I've posted songs on facebook. I've posted key memories associated with David Bowie's records on twitter. Hopefully, this will be my last word on the matter. I hate celebrity worship and I hate how teary people get when famous people die. Bowie was a bit different, however. He was a hero to me and a whole lot of other people in this world who feel they somehow don't fit in with "regular people."
For the record, I was adopted six months before I was born. My biological parents were poor kids from the east side of Indianapolis. In the days before Roe v. Wade, social services encouraged girls like my biological mother to give their babies up for adoption. My parents, the people I call mom and dad because they cleaned my dirty diapers and have been putting up with me ever since, were post-WWII European immigrants. I grew up schizo, torn between my "white trash" inclinations to get wasted and listen to heavy metal music, and the influence of my parents (the ones who raised me), who wanted me to be an "intellectual," who exposed me to classical music and Kafka and all the "refined" things in life. In school, when I told kids I'd been adopted, they'd take three steps back and treat me like an alien. When I started listening to Bowie's music in the sixth grade, I realized lots of people are "strange." I learned to ignore the conformists and show them my middle finger if they ever got too obnoxious. For that alone, I should be grateful to Bowie.
But David Bowie taught me something more important than not giving a shit about the conformist fatheads in the world--Bowie taught me what it means to be an artist. The key word: Evolution. An artist must always move forward, never wallow in a particular style or genre simply because they've experienced some fame or notoriety for that particular work. I love how he made "Low" when the Sex Pistols were stomping around putting down anything that wasn't three chords and a cloud of dust. I love how that record pissed off executives at RCA and how, allegedly, Bowie didn't give one ounce of a shit what they thought."Low" is my favorite Bowie record and serves as a constant reminder that an artist must never do what others expect, only what he or she feels is right at the moment.

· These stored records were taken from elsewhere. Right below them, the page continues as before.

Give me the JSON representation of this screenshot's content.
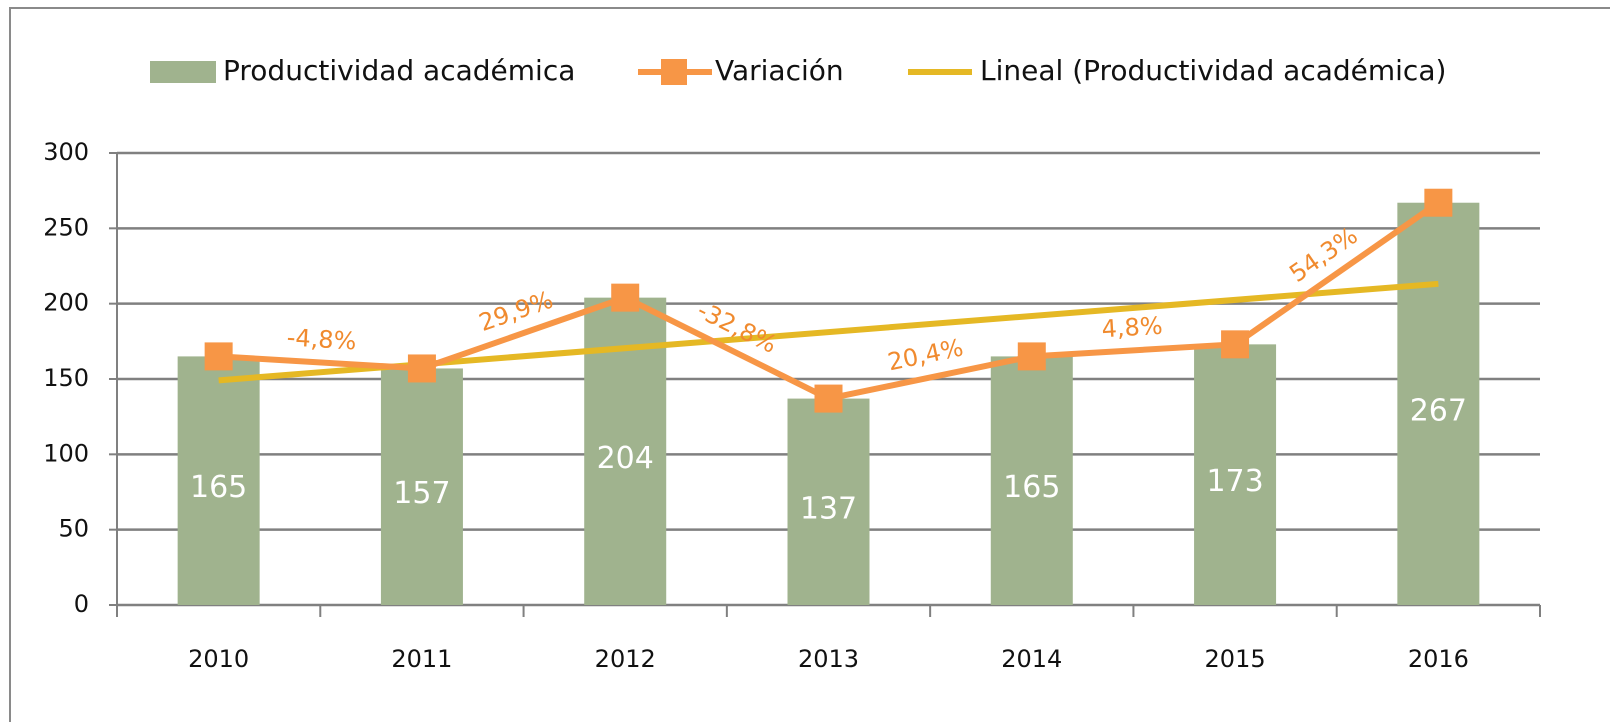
{
  "chart_data": {
    "type": "bar",
    "categories": [
      "2010",
      "2011",
      "2012",
      "2013",
      "2014",
      "2015",
      "2016"
    ],
    "series": [
      {
        "name": "Productividad académica",
        "color": "#a0b38e",
        "values": [
          165,
          157,
          204,
          137,
          165,
          173,
          267
        ]
      },
      {
        "name": "Variación",
        "color": "#f79646",
        "type": "line",
        "values": [
          165,
          157,
          204,
          137,
          165,
          173,
          267
        ]
      }
    ],
    "trendline": {
      "name": "Lineal (Productividad académica)",
      "color": "#e5b824"
    },
    "variation": {
      "values": [
        -4.8,
        29.9,
        -32.8,
        20.4,
        4.8,
        54.3
      ],
      "value_labels": [
        "-4,8%",
        "29,9%",
        "-32,8%",
        "20,4%",
        "4,8%",
        "54,3%"
      ]
    },
    "ylim": [
      0,
      300
    ],
    "yticks": [
      0,
      50,
      100,
      150,
      200,
      250,
      300
    ],
    "grid": true,
    "legend": "top"
  }
}
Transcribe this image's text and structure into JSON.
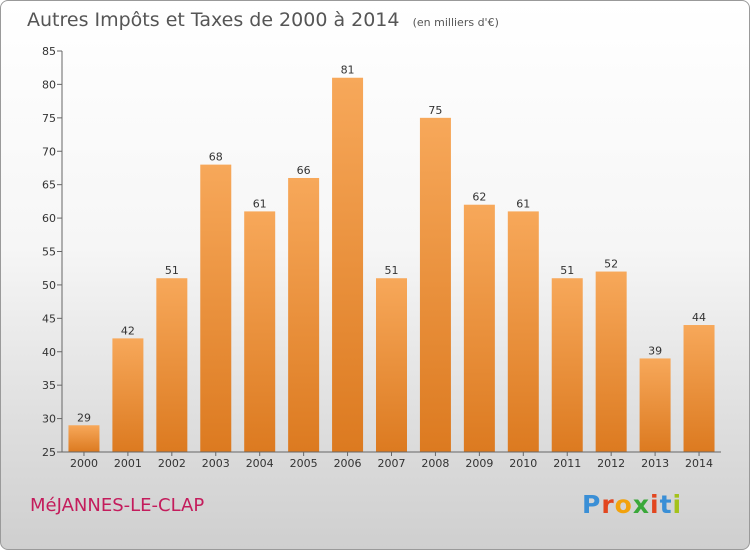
{
  "chart_data": {
    "type": "bar",
    "title": "Autres Impôts et Taxes de 2000 à 2014",
    "unit": "(en milliers d'€)",
    "categories": [
      "2000",
      "2001",
      "2002",
      "2003",
      "2004",
      "2005",
      "2006",
      "2007",
      "2008",
      "2009",
      "2010",
      "2011",
      "2012",
      "2013",
      "2014"
    ],
    "values": [
      29,
      42,
      51,
      68,
      61,
      66,
      81,
      51,
      75,
      62,
      61,
      51,
      52,
      39,
      44
    ],
    "ylim": [
      25,
      85
    ],
    "yticks": [
      25,
      30,
      35,
      40,
      45,
      50,
      55,
      60,
      65,
      70,
      75,
      80,
      85
    ],
    "grid": false,
    "bar_color": "#f0902f"
  },
  "footer": {
    "commune": "MéJANNES-LE-CLAP",
    "logo_letters": [
      "P",
      "r",
      "o",
      "x",
      "i",
      "t",
      "i"
    ],
    "logo_colors": [
      "#3a8fd6",
      "#e2461f",
      "#f2a20c",
      "#3aa83a",
      "#e2461f",
      "#3a8fd6",
      "#a4c21a"
    ]
  }
}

With all my rantings about Hollywood's lack of creativity, Bowie's life and career serve as a vital reminder what the responsibility of an artist is: Again, EVOLVE. Rather than say, "our prayers are with his family," or shed tears for someone we (most of us) never met in person, let us take advantage of this moment to remember what we love about being artists, why we are artists, and how commercial expectations have shit all to do with creativity. For those who are like me--broke as joke and in possession of hardly any audience to speak of, as well as those who have "made it" and have an audience, let us tell the suits and ties who insist on producing the same shit, over and over again, NO MORE. Let us take this moment to have a revolution in the 21st century, let us return to the times of anti-materialism, when the stock market didn't determine what artists would produce.
Let us take the power back from the greedheads and provide the world, once more, with art that is both entertaining and meaningful.